Submucosal fibroids carry the greatest risk. Because they grow into the uterine cavity, they can interfere directly with implantation, placental development, and foetal growth. Submucosal fibroids pose higher pregnancy risks, like a higher rate of miscarriage, preterm labour, placental insufficiency, foetal growth restriction, and caesarean delivery. Women with known submucosal fibroids are advised to discuss removal before attempting conception, as results improve after hysteroscopic treatment.
In most cases, subserosal fibroids pose minimal impact because they grow outward from the uterus and do not directly interfere with the uterine cavity or placental function. Still, large subserosal fibroids, particularly pedunculated ones, can undergo torsion, contribute to abnormal foetal positioning, or complicate a caesarean section. Women with large subserosal fibroids should still be monitored through pregnancy, even if active complications are less likely than with other fibroid types.

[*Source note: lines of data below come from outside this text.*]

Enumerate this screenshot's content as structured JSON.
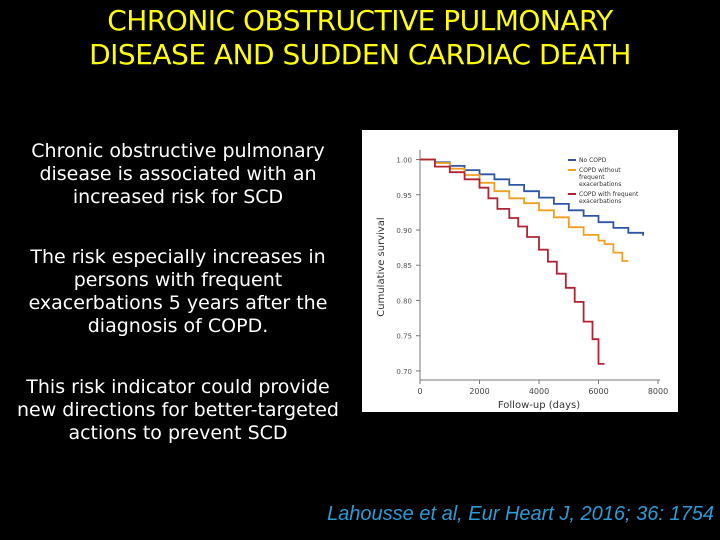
{
  "slide": {
    "title_line1": "CHRONIC OBSTRUCTIVE PULMONARY",
    "title_line2": "DISEASE AND SUDDEN CARDIAC DEATH",
    "para1": "Chronic obstructive pulmonary disease is associated with an increased risk for SCD",
    "para2": "The risk especially increases in persons with frequent exacerbations 5 years after the diagnosis of COPD.",
    "para3": "This risk indicator could provide new directions for better-targeted actions to prevent SCD",
    "citation": "Lahousse et al, Eur Heart J, 2016; 36: 1754"
  },
  "chart_data": {
    "type": "line",
    "title": "",
    "xlabel": "Follow-up (days)",
    "ylabel": "Cumulative survival",
    "xlim": [
      0,
      8000
    ],
    "ylim": [
      0.69,
      1.005
    ],
    "x_ticks": [
      0,
      2000,
      4000,
      6000,
      8000
    ],
    "x_tick_labels": [
      "0",
      "2000",
      "4000",
      "6000",
      "8000"
    ],
    "y_ticks": [
      0.7,
      0.75,
      0.8,
      0.85,
      0.9,
      0.95,
      1.0
    ],
    "y_tick_labels": [
      "0.70",
      "0.75",
      "0.80",
      "0.85",
      "0.90",
      "0.95",
      "1.00"
    ],
    "grid": false,
    "legend_position": "top-right",
    "series": [
      {
        "name": "No COPD",
        "color": "#2f56a6",
        "x": [
          0,
          500,
          1000,
          1500,
          2000,
          2500,
          3000,
          3500,
          4000,
          4500,
          5000,
          5500,
          6000,
          6500,
          7000,
          7500
        ],
        "y": [
          1.0,
          0.996,
          0.991,
          0.985,
          0.979,
          0.972,
          0.964,
          0.955,
          0.946,
          0.937,
          0.928,
          0.92,
          0.911,
          0.903,
          0.896,
          0.892
        ]
      },
      {
        "name": "COPD without frequent exacerbations",
        "color": "#f0a020",
        "x": [
          0,
          500,
          1000,
          1500,
          2000,
          2500,
          3000,
          3500,
          4000,
          4500,
          5000,
          5500,
          6000,
          6200,
          6500,
          6800,
          7000
        ],
        "y": [
          1.0,
          0.995,
          0.987,
          0.978,
          0.967,
          0.955,
          0.945,
          0.938,
          0.928,
          0.918,
          0.904,
          0.893,
          0.885,
          0.88,
          0.868,
          0.856,
          0.856
        ]
      },
      {
        "name": "COPD with frequent exacerbations",
        "color": "#b22433",
        "x": [
          0,
          500,
          1000,
          1500,
          2000,
          2300,
          2600,
          3000,
          3300,
          3600,
          4000,
          4300,
          4600,
          4900,
          5200,
          5500,
          5800,
          6000,
          6200
        ],
        "y": [
          1.0,
          0.99,
          0.982,
          0.972,
          0.96,
          0.945,
          0.93,
          0.917,
          0.905,
          0.89,
          0.872,
          0.855,
          0.838,
          0.818,
          0.798,
          0.77,
          0.745,
          0.71,
          0.71
        ]
      }
    ]
  }
}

Size matters, but location is the more important factor. A small submucosal fibroid can cause more significant complications than a much larger subserosal fibroid. That said, fibroids over 5 cm are monitored more closely regardless of type, as they are more likely to grow in the first trimester, undergo degeneration, causing pain, and affect foetal positioning. Intramural fibroids pregnancy complications also increase with size, particularly when the fibroid encroaches on the uterine cavity.